El Paso Shooting Flag Signing

"Ride to Heal our Brothers & Sisters" is a group that travels across Texas, gaining signatures on their flags in support from victims and first responders of the recent El Paso shooting. Market Street hosted the signing event from 12 p.m. - 2 p.m. Aug. 21, 2019, at Market Street on 50th Street.

In the wake of the shooting in El Paso, the organization Ride to Heal our Brothers & Sisters brought a Texas flag to the Market Street on 50th and Indiana as they make their way across the state. Their goal – to obtain signatures on a Texas flag from members of the community – included stops in many major cities across Texas.

Angela Bowers, a registered nurse and member of the Ride to Heal Our Brothers & Sisters organization, said the organization is a group of different emergency responders banded together to raise awareness of mental health in the emergency response fields.  

“We are here to show support for the first responders in El Paso as well as bring awareness about what the first responders endure,” she said.

The organization supports all types of emergency responders, including police, firefighters, and others, Bowers said.

“We want first responders to be happy, healthy, and whole both physically, mentally, and emotionally,” she said.

The stigma around mental health in the emergency response field needs more awareness, especially in the wake of tragedies such as the shooting in El Paso, Bowers said.

“(Emergency responders) can’t talk about things and they’re just going home and continuing to lead normal lives without venting, without opening up,” she said.

The flag has been to Corpus Christi, San Antonio, Austin, Houston, and Dallas for the communities to sign it, Bowers said. After stopping in Midland-Odessa and Fort Stockton, they will deliver the flag to El Paso.

“I think this has probably been the biggest response so far, it’s been really good,” she said. “A really good response from the first responders, from firefighters, the (Lubbock) PD, everybody, the community. We just see people here that are wanting to know what’s going on and their wanting to sign.”

Bowers urges those who know someone who is a first responder to check up on his or her mental health.  

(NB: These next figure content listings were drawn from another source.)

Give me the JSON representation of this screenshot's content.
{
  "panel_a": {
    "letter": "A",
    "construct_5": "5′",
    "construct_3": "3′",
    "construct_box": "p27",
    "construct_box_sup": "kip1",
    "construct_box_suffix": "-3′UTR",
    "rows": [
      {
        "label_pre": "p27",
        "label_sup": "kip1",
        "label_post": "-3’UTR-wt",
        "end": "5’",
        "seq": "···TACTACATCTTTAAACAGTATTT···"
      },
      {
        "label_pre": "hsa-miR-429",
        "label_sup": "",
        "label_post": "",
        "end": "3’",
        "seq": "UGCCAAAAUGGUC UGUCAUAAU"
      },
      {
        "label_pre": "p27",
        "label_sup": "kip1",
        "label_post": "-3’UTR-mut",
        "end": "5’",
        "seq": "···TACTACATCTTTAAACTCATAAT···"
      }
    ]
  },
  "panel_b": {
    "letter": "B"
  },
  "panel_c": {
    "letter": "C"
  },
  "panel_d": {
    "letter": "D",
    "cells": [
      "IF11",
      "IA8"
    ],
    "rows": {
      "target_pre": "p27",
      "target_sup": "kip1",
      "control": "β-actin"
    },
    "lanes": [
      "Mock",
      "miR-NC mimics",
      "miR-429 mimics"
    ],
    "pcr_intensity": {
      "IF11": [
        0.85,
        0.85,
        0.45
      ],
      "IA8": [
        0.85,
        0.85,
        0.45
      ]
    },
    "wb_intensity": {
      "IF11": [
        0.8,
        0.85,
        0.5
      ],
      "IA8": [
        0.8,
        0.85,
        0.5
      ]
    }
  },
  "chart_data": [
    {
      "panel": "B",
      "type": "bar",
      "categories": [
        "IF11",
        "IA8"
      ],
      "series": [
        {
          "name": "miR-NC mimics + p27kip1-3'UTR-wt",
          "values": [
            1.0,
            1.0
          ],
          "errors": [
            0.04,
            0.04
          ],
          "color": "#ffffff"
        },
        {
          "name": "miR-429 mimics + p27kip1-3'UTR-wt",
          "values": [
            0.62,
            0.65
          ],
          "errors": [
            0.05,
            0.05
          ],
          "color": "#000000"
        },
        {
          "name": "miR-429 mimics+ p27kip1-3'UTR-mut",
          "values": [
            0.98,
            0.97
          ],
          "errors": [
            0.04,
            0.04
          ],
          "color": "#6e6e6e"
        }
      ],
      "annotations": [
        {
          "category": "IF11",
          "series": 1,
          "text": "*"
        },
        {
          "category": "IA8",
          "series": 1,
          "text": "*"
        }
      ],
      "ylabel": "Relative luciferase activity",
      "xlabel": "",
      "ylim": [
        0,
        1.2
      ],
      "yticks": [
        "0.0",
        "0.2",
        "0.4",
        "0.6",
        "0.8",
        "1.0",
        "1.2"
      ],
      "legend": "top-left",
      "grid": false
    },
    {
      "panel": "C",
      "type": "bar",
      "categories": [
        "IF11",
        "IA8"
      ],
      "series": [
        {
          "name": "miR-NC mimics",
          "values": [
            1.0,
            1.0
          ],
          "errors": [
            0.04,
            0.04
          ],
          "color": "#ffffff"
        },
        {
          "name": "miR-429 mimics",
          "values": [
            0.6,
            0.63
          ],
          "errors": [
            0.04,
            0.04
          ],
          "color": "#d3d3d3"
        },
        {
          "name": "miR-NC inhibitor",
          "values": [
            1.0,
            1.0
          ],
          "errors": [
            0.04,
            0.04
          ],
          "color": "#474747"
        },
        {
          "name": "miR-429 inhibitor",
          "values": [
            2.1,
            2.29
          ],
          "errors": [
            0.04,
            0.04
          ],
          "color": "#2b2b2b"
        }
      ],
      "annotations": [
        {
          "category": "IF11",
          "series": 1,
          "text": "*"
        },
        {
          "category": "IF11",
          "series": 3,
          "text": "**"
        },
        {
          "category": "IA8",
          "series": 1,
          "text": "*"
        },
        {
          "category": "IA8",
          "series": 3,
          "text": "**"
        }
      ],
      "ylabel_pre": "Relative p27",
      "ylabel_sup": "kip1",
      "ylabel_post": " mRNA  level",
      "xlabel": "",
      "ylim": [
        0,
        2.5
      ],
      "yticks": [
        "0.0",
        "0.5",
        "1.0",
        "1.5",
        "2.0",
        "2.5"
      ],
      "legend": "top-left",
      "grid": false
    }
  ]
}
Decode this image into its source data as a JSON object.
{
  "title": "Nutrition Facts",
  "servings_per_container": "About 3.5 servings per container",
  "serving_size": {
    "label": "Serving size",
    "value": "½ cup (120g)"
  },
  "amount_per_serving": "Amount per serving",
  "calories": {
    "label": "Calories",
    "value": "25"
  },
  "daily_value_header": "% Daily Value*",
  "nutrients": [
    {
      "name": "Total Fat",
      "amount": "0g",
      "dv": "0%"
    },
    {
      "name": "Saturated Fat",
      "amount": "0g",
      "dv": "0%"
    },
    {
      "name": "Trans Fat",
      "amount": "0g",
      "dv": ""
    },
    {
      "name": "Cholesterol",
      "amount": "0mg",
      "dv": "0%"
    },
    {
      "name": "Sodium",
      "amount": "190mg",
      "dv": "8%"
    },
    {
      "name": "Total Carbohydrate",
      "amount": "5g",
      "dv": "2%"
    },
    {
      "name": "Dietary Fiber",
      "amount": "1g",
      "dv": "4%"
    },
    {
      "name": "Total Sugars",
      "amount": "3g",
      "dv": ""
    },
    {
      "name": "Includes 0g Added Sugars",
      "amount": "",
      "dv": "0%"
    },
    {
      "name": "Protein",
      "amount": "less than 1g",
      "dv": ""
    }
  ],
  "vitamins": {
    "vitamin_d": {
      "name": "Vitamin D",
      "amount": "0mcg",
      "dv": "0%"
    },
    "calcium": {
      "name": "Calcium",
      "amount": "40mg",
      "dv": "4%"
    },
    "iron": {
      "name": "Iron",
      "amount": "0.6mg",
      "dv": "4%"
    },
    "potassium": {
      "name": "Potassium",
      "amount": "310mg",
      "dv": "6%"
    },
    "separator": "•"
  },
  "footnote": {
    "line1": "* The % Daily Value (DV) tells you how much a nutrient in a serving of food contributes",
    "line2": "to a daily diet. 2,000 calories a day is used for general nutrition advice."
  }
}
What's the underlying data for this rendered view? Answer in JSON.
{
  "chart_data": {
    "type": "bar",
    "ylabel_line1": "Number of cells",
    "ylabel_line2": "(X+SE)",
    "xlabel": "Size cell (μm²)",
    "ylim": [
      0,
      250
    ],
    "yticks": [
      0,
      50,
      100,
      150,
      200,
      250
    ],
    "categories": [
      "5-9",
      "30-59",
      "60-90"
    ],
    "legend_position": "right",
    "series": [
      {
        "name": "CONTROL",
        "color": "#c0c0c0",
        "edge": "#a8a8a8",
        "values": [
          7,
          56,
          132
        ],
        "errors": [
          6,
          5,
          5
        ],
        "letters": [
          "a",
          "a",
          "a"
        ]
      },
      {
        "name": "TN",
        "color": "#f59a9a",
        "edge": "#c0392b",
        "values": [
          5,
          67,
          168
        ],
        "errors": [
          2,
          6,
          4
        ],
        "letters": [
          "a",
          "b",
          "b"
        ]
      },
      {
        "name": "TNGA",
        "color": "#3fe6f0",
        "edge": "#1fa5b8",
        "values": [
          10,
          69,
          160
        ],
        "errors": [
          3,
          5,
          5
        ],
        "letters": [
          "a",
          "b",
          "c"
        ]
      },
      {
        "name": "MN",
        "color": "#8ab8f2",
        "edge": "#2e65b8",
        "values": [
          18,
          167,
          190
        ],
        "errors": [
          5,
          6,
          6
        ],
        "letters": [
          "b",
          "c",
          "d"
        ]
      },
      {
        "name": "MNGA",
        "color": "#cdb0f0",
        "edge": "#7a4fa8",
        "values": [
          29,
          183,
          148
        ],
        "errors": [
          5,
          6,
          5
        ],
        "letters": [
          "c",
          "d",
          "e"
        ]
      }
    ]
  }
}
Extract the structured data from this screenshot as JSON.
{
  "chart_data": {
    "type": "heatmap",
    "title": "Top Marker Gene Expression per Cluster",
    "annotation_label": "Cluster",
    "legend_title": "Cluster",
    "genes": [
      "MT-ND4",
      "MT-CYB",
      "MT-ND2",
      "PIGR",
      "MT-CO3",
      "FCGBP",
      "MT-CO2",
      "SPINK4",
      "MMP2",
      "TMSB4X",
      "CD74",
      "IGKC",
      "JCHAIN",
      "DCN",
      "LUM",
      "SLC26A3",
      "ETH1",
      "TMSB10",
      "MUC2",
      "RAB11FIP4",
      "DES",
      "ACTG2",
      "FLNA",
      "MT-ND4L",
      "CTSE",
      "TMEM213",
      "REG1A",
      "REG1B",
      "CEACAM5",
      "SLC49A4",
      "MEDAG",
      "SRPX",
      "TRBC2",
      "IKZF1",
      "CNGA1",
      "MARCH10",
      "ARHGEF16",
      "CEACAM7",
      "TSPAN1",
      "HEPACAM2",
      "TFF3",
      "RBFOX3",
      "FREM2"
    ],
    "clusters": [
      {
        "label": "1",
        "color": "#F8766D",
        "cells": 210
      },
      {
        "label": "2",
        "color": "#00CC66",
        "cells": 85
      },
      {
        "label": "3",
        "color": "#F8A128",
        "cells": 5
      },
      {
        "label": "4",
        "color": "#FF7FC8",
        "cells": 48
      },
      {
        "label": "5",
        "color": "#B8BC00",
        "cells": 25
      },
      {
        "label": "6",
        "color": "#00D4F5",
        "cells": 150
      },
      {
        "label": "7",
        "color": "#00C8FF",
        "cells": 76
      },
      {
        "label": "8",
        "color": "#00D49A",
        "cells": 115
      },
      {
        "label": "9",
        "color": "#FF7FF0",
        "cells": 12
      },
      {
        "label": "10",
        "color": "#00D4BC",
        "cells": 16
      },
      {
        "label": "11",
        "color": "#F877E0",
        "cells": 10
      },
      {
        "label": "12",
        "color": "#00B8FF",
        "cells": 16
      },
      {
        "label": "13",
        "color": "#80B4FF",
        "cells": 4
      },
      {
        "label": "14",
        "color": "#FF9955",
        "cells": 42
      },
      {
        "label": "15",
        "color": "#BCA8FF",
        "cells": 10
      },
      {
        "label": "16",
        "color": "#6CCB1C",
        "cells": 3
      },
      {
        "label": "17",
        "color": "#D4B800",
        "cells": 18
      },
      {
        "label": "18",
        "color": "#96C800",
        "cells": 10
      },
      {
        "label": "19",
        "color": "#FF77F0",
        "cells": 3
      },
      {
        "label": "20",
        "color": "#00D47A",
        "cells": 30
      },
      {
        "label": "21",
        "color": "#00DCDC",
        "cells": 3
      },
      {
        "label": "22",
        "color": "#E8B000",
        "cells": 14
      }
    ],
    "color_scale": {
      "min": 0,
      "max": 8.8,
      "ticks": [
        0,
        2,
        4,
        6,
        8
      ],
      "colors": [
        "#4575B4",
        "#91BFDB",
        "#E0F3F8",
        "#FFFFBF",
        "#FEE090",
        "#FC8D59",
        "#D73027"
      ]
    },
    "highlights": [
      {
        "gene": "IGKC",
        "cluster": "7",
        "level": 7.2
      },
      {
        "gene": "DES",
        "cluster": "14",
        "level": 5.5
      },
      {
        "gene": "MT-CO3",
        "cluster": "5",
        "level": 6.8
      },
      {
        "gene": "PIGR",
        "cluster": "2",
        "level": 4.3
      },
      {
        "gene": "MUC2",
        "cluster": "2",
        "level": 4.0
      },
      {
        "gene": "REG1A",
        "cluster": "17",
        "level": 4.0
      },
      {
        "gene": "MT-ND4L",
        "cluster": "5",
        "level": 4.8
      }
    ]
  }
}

“Find out how everybody’s doing because a lot of people internalize things and won’t say anything until it’s kind of too late,” she said. “So we just want people to get the help that they need.”

Gary Boyles, the Store Director for the Market Street at 50th and Indiana, said the flag signing provided the community an opportunity for healing and awareness.  

“This event is to give a platform, an opportunity for folks to come out and play their tribute to the victims and the families of the shooting victims in El Paso,” he said.

Events such as the flag signing show the significance of communities coming together for bigger causes,  Boyles said.

“I think it’s very important just to show the support of the communities and how we as citizens can get together and support the victims and the families of all the victims,” he said.

The United Family, Boyles pointed out, strives to support the community, and this event proved another platform where they can give back.

“This absolutely makes me humble and honored that United Family and the citizens of Lubbock would do something like this for people with such trauma outside of our city,” he said.

Kasie Whitley, the United Communications Coordinator, said the event began to take shape after Officer Amanda Jackson of the Lubbock Police Department reached out to United.

“Officer Amanda Jackson with the Lubbock Police Department, she reached out to me over the weekend and we began coordination efforts with the organizers of the Ride to Heal Our Brothers and Sisters, and we’ve been organizing since Monday morning,” she said.

Officer Jackson’s mother, Whitely said, is part of the Ride to Heal Our Brothers & Sisters organization.

For college students, shootings are an increasing concern, especially on campus, Whitley said.

“The United Family is based out of Lubbock, Texas and we recognize that we have a lot of college students from Texas Tech,” she said. “We recognize that unfortunately we do live in a day and age where that is a concern.”

Despite this fear, Whitley said United’s goal was to promote support for the community as much as possible.  

“But you know, the really great part of this is we get to show our support for victims of this absolutely horrible tragedy that’s occurred.”